Reading this book as someone who experienced a lot of the culture described here was deeply validating. I’ve been in a ‘deconstructing’ period with my faith for over a decade now, and I’ve read many works and memoirs on experiences with white evangelicalism in that time. I will say that this is probably one of the books I’ve read that has most validated the extremely weird and complicated feelings that come with growing up in a faith and then later coming to realise the harm that the toxic theology you’ve been exposed to and perpetuated has caused to yourself and other people. It’s extremely hard to explain or convey how you can be almost nostalgic for places that were actively harmful for you, because they were also somehow places where at one point you felt deep joy and belonging. I felt this book and the author really well explained and validated that feeling, and it was an emotional read.
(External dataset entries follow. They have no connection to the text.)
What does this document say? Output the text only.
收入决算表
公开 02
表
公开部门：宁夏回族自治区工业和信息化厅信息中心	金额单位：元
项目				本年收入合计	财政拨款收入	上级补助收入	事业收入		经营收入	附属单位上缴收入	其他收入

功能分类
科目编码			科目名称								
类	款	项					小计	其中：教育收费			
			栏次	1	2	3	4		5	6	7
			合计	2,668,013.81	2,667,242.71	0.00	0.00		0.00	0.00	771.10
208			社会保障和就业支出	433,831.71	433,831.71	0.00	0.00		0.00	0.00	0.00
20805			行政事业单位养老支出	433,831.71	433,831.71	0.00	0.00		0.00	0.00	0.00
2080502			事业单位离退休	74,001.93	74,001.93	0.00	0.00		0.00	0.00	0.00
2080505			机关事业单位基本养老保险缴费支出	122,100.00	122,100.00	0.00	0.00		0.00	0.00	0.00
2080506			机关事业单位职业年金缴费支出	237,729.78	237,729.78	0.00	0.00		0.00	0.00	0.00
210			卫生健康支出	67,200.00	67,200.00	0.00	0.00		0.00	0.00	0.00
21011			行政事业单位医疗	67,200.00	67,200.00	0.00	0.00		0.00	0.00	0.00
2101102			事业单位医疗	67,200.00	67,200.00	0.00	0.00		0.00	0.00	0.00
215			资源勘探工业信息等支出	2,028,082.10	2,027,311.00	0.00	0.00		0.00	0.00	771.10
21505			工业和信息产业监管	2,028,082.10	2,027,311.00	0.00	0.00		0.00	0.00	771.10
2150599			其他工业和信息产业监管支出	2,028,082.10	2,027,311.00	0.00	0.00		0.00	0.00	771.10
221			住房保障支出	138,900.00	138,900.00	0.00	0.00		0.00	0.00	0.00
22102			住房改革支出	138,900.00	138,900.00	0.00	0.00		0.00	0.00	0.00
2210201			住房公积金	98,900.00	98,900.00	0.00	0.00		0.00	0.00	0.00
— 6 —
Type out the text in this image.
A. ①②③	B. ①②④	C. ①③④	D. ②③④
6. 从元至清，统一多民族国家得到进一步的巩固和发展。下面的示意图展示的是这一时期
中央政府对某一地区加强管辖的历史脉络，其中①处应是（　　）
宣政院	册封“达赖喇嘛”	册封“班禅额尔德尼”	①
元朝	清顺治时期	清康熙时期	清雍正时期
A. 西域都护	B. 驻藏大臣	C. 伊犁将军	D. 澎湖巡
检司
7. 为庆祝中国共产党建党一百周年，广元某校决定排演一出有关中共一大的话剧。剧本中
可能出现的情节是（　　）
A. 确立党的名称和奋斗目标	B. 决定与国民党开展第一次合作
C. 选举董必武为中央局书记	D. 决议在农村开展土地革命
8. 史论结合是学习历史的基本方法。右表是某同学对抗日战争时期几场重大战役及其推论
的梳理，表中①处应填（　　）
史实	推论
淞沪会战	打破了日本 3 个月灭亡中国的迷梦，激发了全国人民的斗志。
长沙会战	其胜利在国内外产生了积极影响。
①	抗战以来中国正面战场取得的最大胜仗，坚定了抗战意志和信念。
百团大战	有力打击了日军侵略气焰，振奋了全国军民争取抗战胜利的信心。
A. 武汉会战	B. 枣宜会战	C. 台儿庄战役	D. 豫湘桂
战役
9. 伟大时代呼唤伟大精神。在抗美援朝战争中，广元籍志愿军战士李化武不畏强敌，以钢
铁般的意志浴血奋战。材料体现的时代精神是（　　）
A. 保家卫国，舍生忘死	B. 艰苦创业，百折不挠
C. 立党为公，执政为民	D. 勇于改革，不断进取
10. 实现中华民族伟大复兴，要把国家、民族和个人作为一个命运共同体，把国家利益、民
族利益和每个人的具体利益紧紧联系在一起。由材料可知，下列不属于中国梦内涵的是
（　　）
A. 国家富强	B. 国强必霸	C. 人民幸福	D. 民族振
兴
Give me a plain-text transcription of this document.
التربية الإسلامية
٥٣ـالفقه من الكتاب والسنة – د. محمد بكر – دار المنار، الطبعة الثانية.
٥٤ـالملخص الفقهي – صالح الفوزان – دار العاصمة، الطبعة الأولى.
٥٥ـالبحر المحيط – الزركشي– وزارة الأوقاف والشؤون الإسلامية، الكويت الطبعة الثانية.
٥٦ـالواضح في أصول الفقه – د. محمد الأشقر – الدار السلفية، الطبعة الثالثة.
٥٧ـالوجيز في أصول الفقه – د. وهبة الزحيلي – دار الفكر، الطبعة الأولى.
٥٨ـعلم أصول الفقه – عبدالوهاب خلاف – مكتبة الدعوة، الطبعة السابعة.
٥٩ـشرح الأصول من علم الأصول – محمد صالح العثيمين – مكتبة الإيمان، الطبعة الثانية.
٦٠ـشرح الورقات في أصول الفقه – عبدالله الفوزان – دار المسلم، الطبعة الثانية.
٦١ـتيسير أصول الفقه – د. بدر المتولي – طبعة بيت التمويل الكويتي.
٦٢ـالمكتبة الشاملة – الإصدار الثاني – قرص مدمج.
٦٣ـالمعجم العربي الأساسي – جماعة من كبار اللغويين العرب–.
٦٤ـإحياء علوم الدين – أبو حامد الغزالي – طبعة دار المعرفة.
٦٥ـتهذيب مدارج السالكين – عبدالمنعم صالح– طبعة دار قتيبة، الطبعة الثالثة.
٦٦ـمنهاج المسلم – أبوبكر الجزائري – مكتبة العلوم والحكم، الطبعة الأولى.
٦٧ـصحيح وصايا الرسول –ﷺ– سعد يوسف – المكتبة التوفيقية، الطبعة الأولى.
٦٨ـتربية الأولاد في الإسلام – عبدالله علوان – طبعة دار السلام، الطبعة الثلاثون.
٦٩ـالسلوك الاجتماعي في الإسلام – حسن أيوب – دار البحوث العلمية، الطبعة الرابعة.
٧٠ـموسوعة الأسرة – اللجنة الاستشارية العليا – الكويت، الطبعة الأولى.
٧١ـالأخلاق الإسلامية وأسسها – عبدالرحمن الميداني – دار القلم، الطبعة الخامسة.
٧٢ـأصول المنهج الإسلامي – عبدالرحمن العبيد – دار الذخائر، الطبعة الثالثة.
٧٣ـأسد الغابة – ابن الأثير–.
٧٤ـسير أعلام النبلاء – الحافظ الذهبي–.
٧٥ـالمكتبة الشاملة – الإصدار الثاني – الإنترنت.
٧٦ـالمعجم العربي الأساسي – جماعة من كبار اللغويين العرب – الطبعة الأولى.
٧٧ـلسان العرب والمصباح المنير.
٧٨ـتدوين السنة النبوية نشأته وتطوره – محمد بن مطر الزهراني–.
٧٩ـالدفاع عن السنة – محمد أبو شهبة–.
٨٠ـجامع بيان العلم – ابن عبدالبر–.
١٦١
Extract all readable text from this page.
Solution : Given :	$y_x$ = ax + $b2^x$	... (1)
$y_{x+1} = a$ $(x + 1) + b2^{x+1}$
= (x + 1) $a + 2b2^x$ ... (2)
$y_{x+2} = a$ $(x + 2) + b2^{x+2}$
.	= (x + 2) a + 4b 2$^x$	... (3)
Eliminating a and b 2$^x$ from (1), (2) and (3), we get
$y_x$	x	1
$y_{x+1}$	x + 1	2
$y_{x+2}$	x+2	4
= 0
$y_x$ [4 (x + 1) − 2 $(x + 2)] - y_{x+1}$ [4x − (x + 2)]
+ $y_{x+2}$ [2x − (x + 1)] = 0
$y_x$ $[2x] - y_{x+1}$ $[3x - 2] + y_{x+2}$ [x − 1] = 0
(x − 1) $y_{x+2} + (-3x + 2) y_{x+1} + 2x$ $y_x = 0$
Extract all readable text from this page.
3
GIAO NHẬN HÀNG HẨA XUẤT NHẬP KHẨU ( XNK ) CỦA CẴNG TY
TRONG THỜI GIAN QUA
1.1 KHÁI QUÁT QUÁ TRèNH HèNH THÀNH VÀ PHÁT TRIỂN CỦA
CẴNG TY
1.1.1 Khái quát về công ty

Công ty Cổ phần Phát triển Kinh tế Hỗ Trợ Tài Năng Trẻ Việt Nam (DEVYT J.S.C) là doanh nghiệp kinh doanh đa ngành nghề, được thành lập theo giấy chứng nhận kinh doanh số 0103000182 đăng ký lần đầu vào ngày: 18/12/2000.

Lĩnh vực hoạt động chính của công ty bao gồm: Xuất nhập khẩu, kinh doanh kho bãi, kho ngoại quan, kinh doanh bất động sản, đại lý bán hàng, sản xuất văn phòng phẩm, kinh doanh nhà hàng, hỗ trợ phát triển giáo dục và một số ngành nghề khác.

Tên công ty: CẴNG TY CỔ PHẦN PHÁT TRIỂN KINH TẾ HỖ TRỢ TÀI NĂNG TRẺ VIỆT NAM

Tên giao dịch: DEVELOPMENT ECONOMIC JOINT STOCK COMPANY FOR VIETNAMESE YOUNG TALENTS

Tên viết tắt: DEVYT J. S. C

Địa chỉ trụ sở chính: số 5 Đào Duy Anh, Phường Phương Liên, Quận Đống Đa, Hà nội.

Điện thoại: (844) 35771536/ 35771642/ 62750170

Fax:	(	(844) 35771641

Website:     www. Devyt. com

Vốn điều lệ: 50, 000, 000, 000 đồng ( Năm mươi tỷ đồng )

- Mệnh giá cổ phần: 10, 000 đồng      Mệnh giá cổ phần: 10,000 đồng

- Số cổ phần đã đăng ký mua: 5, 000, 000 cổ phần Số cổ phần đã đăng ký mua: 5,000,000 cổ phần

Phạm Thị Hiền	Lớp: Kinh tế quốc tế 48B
I also want to say this book is extremely well referenced and researched, and I found some great new resources and reading material in the footnotes. If you’re expecting purely a ‘memoir’ this is not what this is book is, but the deeply researched and well thought out explorations of why white evangelical church camp culture is the way it is (and also what we could do instead!) are very important.

I do think this book is a little ‘niche’, in the sense that I think someone who hasn’t experienced white evangelicalism would be quite lost reading this. Having said that- for those of us who did experience and grow up in that culture, especially those of us who have trauma associated with it, this will be an important, emotional and validating read.

Thank you very much to Broadleaf Books and NetGalley for the ARC!